April 25, 2013 Pohnpei, FM -Before the sun peaked over the hills of Paliais, people of all ages and many nationalities began to arrive at the residence compound of the Royal Australian Navy for the 98th Anniversary Dawn Service commemoration of ANZAC Day on the shores of the Nett River. Pohnpei's commemoration was one of thousands held at dawn on April 25 all over the world.

ANZAC Day marks the anniversary of the first major military action fought by Australian and New Zealand forces during the First World War. ANZAC stands for Australian and New Zealand Army Corps. The young soldiers of the ANZACs fought and fell in their thousands on battlefields in many foreign lands. Each year dawn services are held to commemorate the ANZACs and their remarkable example of self sacrifice.

Father Ken Urumolug led the crowd in prayers and also in the singing of the hymn "Abide With Me".

Chief Petty Office Andrew Hamilton read the famous poem "In Flanders Fields". Lt. Commander Geoff Hart Davies gave the ANZAC Day address, "For Australians and New Zealanders, ANZAC Day is a time to reflect with pride and gratitude.

"This year will mark 98 years since the first brave young Australian and New Zealand soldiers rushed ashore at Gallipoli, unaware they would create a legacy and an enduring identity that defines today's Australians and New Zealanders.

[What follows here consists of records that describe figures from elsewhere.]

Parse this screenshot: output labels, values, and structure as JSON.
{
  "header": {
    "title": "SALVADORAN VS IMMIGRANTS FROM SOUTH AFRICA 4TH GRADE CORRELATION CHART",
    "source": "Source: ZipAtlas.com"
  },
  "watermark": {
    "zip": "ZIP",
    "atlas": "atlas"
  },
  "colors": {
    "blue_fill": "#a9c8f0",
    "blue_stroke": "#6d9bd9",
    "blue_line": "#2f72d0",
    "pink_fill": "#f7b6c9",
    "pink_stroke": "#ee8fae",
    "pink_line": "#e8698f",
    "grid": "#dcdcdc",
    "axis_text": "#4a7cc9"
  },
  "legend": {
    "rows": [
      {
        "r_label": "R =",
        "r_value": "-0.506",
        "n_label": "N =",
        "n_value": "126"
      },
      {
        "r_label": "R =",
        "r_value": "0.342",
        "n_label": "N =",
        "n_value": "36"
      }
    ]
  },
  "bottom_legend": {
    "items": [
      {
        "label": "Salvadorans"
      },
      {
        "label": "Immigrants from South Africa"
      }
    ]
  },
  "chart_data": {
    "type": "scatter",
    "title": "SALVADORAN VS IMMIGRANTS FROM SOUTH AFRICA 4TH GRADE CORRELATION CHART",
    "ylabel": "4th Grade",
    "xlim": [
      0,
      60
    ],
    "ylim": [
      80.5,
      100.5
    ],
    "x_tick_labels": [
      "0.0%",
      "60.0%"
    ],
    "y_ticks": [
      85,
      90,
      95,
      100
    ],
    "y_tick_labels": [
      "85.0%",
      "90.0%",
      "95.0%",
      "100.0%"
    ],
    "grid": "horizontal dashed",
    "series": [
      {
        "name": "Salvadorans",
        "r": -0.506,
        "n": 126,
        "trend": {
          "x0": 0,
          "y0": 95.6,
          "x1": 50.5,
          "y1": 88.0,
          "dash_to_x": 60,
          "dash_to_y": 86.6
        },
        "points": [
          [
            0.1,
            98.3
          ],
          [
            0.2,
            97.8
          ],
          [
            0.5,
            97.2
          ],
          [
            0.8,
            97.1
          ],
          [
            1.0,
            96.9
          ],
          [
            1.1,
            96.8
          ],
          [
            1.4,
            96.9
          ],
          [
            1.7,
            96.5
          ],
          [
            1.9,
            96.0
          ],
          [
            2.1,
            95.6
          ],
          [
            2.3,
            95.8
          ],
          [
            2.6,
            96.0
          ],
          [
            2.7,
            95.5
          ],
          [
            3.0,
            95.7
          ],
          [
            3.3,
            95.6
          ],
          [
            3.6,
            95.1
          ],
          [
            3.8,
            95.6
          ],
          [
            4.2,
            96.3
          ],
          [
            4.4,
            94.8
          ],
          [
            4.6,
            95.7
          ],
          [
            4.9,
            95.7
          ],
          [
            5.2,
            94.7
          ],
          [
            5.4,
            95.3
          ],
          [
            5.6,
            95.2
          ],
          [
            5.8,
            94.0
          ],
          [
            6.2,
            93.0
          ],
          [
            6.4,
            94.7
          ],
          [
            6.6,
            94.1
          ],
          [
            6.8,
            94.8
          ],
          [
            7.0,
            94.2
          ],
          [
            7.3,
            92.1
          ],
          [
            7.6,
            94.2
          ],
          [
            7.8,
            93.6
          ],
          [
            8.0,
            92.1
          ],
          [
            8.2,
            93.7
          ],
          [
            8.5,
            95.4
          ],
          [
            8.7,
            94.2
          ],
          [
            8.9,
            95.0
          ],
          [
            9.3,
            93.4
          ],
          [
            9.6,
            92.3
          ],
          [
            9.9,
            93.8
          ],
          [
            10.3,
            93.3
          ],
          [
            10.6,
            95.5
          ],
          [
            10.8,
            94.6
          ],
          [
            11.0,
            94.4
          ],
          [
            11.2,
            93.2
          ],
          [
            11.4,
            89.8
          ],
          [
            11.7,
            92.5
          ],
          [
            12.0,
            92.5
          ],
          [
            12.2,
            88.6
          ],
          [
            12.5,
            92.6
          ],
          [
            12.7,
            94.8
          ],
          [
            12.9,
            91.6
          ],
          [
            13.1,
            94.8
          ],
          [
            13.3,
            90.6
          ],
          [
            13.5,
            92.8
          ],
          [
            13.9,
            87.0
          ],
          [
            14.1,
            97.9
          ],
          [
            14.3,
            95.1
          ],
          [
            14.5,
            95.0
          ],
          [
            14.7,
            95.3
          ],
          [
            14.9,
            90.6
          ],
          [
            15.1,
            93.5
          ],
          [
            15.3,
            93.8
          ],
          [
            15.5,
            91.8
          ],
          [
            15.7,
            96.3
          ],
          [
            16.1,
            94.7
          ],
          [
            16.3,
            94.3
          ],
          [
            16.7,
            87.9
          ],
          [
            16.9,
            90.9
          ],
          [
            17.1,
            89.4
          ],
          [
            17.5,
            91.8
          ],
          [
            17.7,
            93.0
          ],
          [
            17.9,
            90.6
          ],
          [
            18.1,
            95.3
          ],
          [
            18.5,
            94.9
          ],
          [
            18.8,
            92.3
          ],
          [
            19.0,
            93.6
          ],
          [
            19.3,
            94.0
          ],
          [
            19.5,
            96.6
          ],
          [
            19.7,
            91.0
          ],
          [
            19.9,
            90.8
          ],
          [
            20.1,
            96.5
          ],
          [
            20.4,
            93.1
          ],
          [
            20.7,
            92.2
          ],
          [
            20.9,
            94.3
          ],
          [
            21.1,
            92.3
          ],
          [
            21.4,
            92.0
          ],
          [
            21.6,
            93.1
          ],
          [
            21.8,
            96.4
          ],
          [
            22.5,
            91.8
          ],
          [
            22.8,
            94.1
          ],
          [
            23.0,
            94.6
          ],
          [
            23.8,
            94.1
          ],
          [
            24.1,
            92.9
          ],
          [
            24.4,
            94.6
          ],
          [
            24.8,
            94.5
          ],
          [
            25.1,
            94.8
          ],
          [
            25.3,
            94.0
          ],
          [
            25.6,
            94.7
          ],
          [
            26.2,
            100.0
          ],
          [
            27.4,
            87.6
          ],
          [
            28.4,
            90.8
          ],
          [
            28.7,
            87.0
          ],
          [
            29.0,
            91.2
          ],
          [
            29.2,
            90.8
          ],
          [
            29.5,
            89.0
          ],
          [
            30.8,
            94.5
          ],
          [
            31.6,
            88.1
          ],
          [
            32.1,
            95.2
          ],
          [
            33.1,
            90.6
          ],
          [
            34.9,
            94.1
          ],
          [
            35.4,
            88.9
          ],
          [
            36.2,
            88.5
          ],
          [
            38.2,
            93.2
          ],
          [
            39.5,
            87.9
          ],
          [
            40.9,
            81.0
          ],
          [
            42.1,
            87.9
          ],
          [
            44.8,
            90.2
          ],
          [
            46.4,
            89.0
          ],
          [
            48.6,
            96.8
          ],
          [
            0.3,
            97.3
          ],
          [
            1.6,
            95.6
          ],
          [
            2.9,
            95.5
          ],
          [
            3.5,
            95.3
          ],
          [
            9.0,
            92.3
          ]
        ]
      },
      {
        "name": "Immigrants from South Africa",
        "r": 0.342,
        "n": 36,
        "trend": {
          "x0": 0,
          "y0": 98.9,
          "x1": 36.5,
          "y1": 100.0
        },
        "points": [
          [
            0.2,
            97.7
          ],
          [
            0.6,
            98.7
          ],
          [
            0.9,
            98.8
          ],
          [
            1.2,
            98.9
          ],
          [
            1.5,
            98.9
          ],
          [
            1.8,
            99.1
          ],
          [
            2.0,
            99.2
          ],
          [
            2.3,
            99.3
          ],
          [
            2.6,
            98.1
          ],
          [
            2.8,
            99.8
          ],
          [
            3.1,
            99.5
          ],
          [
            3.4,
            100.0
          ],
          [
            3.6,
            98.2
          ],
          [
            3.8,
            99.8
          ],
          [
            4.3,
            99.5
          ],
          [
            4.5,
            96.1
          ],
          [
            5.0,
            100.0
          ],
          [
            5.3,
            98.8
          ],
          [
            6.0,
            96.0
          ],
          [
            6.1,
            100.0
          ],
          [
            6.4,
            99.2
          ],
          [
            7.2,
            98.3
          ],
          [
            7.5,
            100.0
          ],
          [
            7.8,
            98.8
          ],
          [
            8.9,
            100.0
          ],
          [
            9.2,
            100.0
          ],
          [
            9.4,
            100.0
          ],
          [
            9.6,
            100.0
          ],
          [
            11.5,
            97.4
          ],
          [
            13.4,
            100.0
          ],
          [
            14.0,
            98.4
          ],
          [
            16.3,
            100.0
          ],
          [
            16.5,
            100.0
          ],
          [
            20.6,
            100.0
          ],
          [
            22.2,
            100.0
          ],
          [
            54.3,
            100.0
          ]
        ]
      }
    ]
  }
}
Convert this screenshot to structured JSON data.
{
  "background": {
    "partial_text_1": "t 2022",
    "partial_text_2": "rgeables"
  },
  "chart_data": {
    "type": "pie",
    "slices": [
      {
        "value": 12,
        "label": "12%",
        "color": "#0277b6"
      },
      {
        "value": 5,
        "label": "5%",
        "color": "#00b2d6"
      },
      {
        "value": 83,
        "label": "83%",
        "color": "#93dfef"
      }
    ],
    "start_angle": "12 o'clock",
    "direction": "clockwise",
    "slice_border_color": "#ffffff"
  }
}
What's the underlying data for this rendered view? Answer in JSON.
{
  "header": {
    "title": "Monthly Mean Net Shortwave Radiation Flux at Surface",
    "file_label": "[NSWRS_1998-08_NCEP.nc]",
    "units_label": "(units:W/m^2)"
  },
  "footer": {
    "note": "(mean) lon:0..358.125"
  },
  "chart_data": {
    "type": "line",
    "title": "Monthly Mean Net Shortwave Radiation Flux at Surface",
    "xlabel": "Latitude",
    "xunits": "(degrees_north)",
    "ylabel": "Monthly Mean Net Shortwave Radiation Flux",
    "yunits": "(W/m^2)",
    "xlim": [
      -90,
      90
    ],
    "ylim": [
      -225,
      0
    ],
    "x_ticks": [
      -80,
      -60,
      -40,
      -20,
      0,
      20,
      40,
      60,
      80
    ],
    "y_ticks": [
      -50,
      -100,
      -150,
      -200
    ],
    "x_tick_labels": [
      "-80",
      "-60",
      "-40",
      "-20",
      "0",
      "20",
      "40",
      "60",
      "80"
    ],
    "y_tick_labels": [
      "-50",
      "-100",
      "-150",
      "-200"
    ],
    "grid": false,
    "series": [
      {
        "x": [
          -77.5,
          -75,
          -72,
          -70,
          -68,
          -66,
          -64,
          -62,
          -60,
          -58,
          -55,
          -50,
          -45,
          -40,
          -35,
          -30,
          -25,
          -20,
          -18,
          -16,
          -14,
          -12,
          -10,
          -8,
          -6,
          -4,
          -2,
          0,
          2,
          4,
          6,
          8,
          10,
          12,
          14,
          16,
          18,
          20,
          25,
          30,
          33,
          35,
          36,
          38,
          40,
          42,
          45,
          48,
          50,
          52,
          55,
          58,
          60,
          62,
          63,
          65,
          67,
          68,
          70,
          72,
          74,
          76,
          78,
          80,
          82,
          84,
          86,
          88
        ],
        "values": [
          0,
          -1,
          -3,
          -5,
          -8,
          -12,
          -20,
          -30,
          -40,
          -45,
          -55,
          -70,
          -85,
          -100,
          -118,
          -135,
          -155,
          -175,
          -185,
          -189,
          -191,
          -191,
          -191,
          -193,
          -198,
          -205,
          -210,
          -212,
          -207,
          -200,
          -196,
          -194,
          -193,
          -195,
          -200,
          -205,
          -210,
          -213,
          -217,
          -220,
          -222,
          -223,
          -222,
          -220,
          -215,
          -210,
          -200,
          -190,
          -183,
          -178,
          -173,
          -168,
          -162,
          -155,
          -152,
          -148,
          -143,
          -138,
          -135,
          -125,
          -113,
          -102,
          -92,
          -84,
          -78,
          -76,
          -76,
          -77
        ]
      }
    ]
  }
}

"The legacy of ANZAC lies at the spiritual heart of Australia and New Zealand. The legacy is for all of us, an eternal possession we should value and cherish forever. "Our ANZAC legend, which embodies the values of courage, determination and mateship defines our national character. "ANZAC Day is a significant date in our commemorative calendar. On this day, we remember the young lives lost and pay tribute to the many who have died at war. We pause to reflect upon the loss of men and women, brothers and sisters, sons and daughters, and mates, whose bright futures were cut short, defending our democracy and the values we uphold.

"Many communities have their own war memorial, which record the names of those lost and which stand as an everlasting reminder of the high cost of war. It is the responsibility of all of us to continue to encourage young Australians to seek a greater understanding of the ANZAC spirit and encourage them to ensure it is never lost."

Various representatives laid memorial wreaths on the war memorial. One wreath was laid in memory of all servicemen and women who have paid the supreme sacrifice. Another wreath was laid on behalf of the Australian Defence Force; another on behalf of all Micronesian members and veterans of the US Armed Forces. A wreath was laid on behalf of the FSM National Police, and one each on behalf of all Australians and New Zealanders. A wreath was laid on behalf of the National Government and people of the FSM, another on behalf of the people of the USA, and another on behalf of the people of Japan.

The wreath laying ceremony was followed by a reading of the Anzac Ode followed by the sounding of the Last Post and one minute of silence. Following the silence reveille was sounded while Jack Bricknell raised the Australian flag and Chanelle Tallon raised the New Zealand flag.

The dawn service ended after the playing of the National Anthems of Australia and New Zealand.

The dawn service was followed up by the traditional gunfire breakfast on the grounds of the Kangaroo Court.